Perhaps I am callous because my first thought was that this good news; 1,500 fewer mouths to feed. But then I am obsessed with 8,000 an hour and sometimes find it hard to empathize with childless couples as I have two sons and a step-daughter.

So I mellowed and clipped my own ear for being so heartless.

Then came the kicker. Advocates were arguing that, in fact, $50 million was a sound investment spurned. Eventually the ROI on the $50 million from taxes paid by those 1,500 kids more than justifies the government spending on the subsidy.

This is where I really despair. There can be no rational argument for taxes being a return on government investment because this is not an investment model. Taxes are a way if distributing wealth for services that are financial beyond most individuals, not an investment scheme. Nor are the accounts complete. The environmental cost of 1,500 omnivores living western lifestyles for 80 years would make $50 million look trivial.

The thinking that makes intelligent people (the proponent in this case was a University professor) misquote economic rationalism is scary.  It suggests that we are just more-making machines unable to pull in the logic to understand what we do. The bigger picture eludes us in our quest for advocacy, especially when that finds us on the moral high ground.

In an earlier post I pointed to the size of the task to support 7 billion humans in practical terms of energy, food and water is gargantuan.

Now I am concerned that the size of the task in the human dimension is even bigger if our logic is stuck with the eventual benefit of babies to the tax system.

Spending on the environment

The Australian government budget outcome for 2008 reported an expenditure of A$280 billion (US$180 billion at time of writing) or 25% of GDP.
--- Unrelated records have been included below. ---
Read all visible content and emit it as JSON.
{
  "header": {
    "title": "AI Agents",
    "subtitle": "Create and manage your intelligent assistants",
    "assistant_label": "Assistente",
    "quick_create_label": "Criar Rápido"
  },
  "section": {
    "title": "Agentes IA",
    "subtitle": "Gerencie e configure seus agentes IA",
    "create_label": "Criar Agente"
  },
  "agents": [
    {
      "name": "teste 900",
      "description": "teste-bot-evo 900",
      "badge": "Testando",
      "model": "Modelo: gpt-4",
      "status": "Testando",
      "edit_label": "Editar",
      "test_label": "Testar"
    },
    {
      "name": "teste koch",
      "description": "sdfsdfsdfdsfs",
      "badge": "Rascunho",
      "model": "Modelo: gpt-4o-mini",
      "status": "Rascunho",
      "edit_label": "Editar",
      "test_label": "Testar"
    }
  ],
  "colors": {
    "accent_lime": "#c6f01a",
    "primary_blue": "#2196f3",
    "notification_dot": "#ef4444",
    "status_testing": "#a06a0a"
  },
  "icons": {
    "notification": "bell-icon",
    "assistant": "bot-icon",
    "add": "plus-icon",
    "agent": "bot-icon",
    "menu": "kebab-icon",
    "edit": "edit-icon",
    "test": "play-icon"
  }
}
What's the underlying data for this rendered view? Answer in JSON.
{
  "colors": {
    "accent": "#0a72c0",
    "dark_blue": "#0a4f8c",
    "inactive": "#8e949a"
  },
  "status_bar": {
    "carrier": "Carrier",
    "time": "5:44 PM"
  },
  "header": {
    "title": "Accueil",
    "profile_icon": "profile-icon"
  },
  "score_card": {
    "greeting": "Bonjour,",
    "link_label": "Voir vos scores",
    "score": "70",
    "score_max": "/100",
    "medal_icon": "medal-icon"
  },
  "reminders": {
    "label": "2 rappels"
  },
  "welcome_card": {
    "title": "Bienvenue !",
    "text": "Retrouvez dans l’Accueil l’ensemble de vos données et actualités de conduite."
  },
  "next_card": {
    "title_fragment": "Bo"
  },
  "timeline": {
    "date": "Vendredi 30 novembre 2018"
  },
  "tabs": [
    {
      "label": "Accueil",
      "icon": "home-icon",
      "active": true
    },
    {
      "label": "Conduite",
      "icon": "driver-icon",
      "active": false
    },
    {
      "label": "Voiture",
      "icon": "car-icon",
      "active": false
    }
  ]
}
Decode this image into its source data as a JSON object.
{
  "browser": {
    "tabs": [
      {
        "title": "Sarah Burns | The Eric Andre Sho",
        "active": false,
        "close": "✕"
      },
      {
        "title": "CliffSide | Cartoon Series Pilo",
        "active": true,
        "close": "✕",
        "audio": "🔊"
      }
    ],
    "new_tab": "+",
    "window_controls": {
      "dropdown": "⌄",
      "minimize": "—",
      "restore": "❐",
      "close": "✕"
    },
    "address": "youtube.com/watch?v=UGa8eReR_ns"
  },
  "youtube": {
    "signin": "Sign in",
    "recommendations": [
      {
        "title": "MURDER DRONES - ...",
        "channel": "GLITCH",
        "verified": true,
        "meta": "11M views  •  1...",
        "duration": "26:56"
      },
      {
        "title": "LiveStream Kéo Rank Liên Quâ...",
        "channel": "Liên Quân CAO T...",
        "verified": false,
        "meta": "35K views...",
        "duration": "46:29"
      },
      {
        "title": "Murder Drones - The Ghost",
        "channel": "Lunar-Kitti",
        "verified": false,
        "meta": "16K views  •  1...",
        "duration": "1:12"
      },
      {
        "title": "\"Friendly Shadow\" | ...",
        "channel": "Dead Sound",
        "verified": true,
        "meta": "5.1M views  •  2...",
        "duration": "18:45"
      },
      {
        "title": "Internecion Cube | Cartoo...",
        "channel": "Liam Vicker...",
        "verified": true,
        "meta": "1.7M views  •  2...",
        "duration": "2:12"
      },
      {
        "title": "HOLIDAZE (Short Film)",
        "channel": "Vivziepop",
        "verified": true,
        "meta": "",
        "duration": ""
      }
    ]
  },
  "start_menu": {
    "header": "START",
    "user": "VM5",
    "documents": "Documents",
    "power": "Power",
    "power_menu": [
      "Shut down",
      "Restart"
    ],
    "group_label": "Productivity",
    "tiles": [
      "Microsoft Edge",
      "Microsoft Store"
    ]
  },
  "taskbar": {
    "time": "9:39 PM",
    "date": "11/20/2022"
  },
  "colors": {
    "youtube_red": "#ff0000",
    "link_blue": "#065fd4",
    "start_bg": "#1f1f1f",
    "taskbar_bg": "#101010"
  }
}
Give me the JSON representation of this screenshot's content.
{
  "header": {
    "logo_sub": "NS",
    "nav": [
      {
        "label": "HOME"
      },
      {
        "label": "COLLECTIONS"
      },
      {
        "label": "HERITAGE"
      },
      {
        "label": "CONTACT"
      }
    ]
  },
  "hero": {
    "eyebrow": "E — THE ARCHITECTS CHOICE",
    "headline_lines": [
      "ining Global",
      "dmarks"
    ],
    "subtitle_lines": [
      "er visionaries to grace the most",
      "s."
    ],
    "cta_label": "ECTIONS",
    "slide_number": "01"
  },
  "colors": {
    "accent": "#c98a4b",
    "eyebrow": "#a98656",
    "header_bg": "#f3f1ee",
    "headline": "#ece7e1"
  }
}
Divided equally, 280 billion would give each resident of Australia A$13,340 and that was, more or less, what happened to the money.

Welfare, health and education combined to account for A$161 billion or 58% of the expenditure. People accept taxes as a necessity of life partly because these things, along with infrastructure, defense and other primary needs are best paid for collectively.

It makes sense to also pay for fundamental services such as clean air, fresh water, food and shelter. The food we eat and the roof over our heads we pay for after the taxman has taken his cut. What about paying for the rest?

The government spend on the environment is difficult to estimate. There is no line item in the budget, so we must estimate for the following:

  • A3.8 billion on agriculture, fisheries and forestry
  • A$3.2 billion on recreation and culture
  • A$16.6 on the public service

Let’s be generous and say this adds up to A$10 billion or 3.6% of the federal environment spend. That’s A$10 billion for a land area of 7,692,024 square km.

This rounded amount, A$10 billion, is a curious figure. It suggests that we can get clean air, clean water, conservation, and aesthetic outcomes for 21 million inhabitants, plus extensive natural resource exports, for $13 per hectare.

“Ah,” the skeptic would interject, “what about the monies spent by the state and local government, not to mention the huge amount of input from farmers, resource managers and community groups?”

Fair enough. Let’s double the amount to capture the contribution from all pockets in the government purse – $26 per hectare is now more than the defense budget… by $4 per hectare.

It makes you think that from the government perspective at least, the environment is free.